Auch unentgeltliche Vermögensübertragungen können den Wezugsbesteuerungstatbestand erfüllen. Vorsicht ist dabei ebenso für die steuerlichen Folgen im "Zuzugsstaat" geboten.
Wegzugsbesteuerung im betrieblichen Bereich
Kommt es durch einen „Wegzug“ im Betriebsvermögen (bei der Überführung von Wirtschaftsgütern oder Verlegung von Betrieben/Betriebsstätten ins Ausland) zu einer Einschränkung des Besteuerungsrechts Österreichs, greifen besondere Regelungen. Generell sieht die Wegzugsbesteuerung die Erfassung der stillen Reserven im Zeitpunkt der Einschränkung des österreichischen Besteuerungsrechts vor. Jedoch besteht die Möglichkeit auf Antrag bei Wegzug in einen EU/EWR-Staat die Steuerschuld für Wirtschaftsgüter gleichmäßig über einen Zeitraum von fünf Jahren (seit 1.1.2019, davor sieben Jahre; für zum Umlaufvermögen gehörige Wirtschaftsgüter zwei Jahre) zu entrichten (sogenanntes „Ratenzahlungskonzept“). Es handelt sich bloß um die Verschiebung der Fälligkeit; somit fallen keine Stundungszinsen an. Scheiden die Wirtschaftsgüter (bzw. der Betrieb/die Betriebsstätte) vor Ablauf des Verteilungszeitraumes aus (z.B. durch Veräußerung, Überführung in einen Drittstaat), sind die noch offenen Raten sofort fällig. Dies gilt allerdings nur für Wirtschaftsgüter des Anlagevermögens. Der Steuerpflichtige muss diesen Umstand der zuständigen Abgabenbehörde innerhalb von drei Monaten ab Eintritt anzeigen.

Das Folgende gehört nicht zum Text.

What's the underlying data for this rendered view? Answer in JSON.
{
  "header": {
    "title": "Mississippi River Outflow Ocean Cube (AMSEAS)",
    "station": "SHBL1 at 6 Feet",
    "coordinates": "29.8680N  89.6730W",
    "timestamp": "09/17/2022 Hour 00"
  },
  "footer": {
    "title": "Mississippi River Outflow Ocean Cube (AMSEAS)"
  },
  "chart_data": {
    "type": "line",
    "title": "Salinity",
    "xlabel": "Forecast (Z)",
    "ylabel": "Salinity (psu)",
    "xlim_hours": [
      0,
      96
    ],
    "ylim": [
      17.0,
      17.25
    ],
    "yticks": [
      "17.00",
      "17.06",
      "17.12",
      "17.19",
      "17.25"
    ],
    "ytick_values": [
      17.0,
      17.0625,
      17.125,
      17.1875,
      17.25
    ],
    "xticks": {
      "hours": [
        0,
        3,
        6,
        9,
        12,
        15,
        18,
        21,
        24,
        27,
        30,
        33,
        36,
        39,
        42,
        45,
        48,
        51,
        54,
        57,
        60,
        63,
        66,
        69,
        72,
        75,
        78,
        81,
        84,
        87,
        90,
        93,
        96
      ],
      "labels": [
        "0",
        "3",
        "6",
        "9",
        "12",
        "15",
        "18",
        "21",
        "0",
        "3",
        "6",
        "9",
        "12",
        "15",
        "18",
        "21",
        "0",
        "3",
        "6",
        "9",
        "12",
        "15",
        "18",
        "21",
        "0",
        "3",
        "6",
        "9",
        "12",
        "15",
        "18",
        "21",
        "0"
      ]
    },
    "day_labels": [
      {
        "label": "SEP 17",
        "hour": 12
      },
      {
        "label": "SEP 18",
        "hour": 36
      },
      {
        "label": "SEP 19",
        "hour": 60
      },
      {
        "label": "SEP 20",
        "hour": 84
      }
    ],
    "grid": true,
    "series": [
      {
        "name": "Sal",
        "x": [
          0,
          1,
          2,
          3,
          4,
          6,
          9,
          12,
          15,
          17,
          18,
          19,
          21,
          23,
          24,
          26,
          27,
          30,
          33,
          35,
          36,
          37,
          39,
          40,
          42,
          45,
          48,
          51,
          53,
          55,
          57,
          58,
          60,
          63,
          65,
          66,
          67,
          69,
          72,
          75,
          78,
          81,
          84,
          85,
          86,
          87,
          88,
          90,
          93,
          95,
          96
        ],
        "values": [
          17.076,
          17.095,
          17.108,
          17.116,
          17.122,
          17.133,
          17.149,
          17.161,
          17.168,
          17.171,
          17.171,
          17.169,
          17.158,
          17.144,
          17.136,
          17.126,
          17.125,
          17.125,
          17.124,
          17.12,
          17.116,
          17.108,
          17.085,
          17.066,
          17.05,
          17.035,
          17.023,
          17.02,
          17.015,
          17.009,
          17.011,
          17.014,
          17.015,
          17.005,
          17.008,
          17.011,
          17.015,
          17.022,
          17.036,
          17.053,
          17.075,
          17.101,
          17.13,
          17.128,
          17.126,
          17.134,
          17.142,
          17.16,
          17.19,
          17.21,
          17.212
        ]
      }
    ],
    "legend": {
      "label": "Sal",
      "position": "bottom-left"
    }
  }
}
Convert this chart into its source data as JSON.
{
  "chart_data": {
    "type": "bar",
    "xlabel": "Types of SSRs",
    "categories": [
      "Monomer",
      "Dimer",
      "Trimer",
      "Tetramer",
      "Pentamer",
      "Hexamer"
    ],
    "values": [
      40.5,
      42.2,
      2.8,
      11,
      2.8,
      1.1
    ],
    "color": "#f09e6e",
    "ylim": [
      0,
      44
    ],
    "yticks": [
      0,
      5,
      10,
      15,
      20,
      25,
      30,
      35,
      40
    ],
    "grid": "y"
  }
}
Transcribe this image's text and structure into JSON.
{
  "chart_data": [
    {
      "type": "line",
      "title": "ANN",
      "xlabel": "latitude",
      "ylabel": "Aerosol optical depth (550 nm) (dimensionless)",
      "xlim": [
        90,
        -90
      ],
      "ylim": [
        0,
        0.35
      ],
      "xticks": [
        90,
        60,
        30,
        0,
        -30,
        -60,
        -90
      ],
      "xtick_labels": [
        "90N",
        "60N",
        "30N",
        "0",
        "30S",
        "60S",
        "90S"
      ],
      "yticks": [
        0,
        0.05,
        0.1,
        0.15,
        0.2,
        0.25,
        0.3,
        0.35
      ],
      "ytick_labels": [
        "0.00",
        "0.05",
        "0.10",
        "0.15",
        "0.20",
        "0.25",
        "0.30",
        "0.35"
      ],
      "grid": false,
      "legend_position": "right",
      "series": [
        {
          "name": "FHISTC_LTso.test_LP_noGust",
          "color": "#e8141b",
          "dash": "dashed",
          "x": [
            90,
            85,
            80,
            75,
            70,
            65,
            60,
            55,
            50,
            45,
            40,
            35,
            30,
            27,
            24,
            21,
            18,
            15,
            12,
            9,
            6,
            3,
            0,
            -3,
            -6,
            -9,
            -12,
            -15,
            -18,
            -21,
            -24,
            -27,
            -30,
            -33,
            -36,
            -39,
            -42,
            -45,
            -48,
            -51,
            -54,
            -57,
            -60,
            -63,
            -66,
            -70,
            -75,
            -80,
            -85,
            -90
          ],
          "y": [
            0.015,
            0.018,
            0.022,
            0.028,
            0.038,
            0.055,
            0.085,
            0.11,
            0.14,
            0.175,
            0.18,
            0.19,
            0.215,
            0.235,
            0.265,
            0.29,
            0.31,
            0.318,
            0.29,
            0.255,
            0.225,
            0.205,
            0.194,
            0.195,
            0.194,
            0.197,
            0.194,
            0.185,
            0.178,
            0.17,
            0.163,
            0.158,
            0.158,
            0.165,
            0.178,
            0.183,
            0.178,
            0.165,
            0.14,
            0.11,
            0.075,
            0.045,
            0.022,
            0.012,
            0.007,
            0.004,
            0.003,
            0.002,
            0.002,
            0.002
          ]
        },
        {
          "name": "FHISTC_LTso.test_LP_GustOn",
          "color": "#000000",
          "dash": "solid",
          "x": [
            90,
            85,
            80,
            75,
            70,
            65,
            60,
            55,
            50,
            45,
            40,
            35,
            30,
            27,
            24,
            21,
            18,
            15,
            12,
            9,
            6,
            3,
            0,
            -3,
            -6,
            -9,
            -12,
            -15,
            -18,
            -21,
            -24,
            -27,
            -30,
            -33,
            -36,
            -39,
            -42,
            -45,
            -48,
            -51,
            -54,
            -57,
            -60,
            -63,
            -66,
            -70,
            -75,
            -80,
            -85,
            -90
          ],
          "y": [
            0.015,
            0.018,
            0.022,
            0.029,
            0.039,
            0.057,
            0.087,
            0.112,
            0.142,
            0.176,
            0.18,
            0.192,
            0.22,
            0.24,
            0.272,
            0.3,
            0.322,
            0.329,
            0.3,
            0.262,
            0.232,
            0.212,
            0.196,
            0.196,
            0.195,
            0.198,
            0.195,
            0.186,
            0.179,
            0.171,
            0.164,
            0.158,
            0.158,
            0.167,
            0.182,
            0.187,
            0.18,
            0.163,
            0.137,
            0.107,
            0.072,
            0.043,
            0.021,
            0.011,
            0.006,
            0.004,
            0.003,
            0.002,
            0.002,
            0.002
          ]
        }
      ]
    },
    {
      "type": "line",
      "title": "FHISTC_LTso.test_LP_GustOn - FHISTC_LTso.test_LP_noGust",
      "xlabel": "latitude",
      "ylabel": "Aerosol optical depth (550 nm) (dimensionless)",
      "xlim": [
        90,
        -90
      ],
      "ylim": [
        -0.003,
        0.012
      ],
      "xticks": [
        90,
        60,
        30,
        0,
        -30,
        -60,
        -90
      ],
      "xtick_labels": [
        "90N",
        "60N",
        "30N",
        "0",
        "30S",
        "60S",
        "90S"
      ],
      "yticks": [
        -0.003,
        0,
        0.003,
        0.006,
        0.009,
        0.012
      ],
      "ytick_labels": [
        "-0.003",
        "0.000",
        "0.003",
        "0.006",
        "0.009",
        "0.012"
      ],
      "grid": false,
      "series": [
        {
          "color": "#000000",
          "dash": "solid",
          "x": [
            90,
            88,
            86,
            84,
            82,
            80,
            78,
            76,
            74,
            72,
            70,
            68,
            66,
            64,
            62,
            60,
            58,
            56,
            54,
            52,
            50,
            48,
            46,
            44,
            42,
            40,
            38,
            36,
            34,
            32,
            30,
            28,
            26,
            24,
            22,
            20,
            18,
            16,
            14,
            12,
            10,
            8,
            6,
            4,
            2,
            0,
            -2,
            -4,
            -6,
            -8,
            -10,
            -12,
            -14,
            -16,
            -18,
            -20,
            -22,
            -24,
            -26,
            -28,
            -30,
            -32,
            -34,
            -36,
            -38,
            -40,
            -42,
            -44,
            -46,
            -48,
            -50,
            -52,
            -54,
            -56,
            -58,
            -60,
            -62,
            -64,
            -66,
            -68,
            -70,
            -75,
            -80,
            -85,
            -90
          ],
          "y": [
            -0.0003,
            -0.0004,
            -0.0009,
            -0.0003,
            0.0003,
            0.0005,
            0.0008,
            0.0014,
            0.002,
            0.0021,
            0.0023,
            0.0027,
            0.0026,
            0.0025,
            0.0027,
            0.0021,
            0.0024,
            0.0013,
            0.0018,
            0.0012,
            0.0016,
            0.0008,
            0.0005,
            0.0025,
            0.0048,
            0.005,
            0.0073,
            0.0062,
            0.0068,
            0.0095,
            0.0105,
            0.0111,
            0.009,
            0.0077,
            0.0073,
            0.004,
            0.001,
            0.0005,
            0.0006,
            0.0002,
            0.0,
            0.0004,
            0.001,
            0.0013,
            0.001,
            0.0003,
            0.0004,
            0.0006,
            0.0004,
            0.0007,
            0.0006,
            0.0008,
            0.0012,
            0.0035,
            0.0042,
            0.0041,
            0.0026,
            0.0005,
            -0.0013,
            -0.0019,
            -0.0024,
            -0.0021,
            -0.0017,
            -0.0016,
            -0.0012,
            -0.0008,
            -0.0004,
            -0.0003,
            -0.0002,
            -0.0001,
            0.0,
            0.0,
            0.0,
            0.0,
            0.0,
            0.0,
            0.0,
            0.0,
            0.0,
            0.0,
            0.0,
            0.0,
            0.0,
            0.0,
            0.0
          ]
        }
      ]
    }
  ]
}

Ratenzahlungs- und Nichtfestsetzungskonzept im außerbetrieblichen Bereich
Das Konzept der Ratenzahlung wurde mit Einschränkungen auch auf den außerbetrieblichen Bereich (Kapitalvermögen) erstreckt. Im außerbetrieblichen Bereich besteht allerdings für den tatsächlichen Wegzug einer natürlichen Person (Ansässigkeitswechsel) sowie für unentgeltliche Übertragungen (z.B. Erbschaft, Vermächtnis, Schenkung) an eine andere natürliche (!) Person antragsgebunden die Möglichkeit die Steuerschuld bis zur tatsächlichen Veräußerung nicht festzusetzen (sogenanntes „Nichtfestsetzungskonzept“). Die Nichtfestsetzung ist nur möglich, soweit die Einschränkung des Besteuerungsrechts gegenüber einem EU/EWR-Staat erfolgt. Der tatsächlichen Veräußerung gleichgestellt ist ein Wegzug des Steuerpflichtigen oder eine unentgeltliche Übertragung in einen Staat, der außerhalb des EU/EWR-Raumes liegt.
In allen anderen Fällen, in denen es hinsichtlich eines Wirtschaftsgutes zu einer Einschränkung des Besteuerungsrechtes der Republik Österreich im Verhältnis zu EU/EWR-Staaten kommt (z.B. unentgeltliche Übertragung auf eine juristische Person, bspw. ausländische Stiftung), gelangt auf Antrag das für betriebliche Entstrickungsfälle vorgesehene Ratenzahlungskonzept (Festsetzung der Steuerschuld und Verteilung auf fünf Jahre) zur Anwendung. In der Praxis sind oftmals unentgeltliche Übertragungen auf Stiftungen/Trusts innerhalb des EU/EWR-Raumes (zB Liechtenstein) erfasst.
Praxisfall Erbschaft
Eine in Österreich unbeschränkt steuerpflichtige natürliche Person verstirbt. Im Testament wird der in Deutschland ansässige Sohn (kein Wohnsitz in Österreich) als Alleinerbe eingesetzt. Zum Nachlassvermögen zählt auch eine Beteiligung an einer deutschen Kapitalgesellschaft. Der in Deutschland ansässige Sohn ist in Österreich nur beschränkt steuerpflichtig.
Steuerfolgen Österreich
Die Erbschaft löst in Österreich zwar keine Erbschaftsteuer aus. Dennoch ist zu beurteilen, ob mit dieser Erbschaft einkommensteuerliche Folgen verbunden sind. Eine Einschränkung des Besteuerungsrechts kann grundsätzlich auch bei Tod eines in Österreich unbeschränkten Steuerpflichtigen eintreten. Da der Erblasser in Österreich unbeschränkt steuerpflichtig war und Österreich das Besteuerungsrecht an dem deutschen Kapitalanteil hatte (27,5% besonderer Steuersatz im Falle der Veräußerung), welcher im Zuge der Erbschaft auf einen in Deutschland ansässigen Steuerpflichtigen übertragen wird, geht das Besteuerungsrecht Österreichs dem Grunde nach verloren.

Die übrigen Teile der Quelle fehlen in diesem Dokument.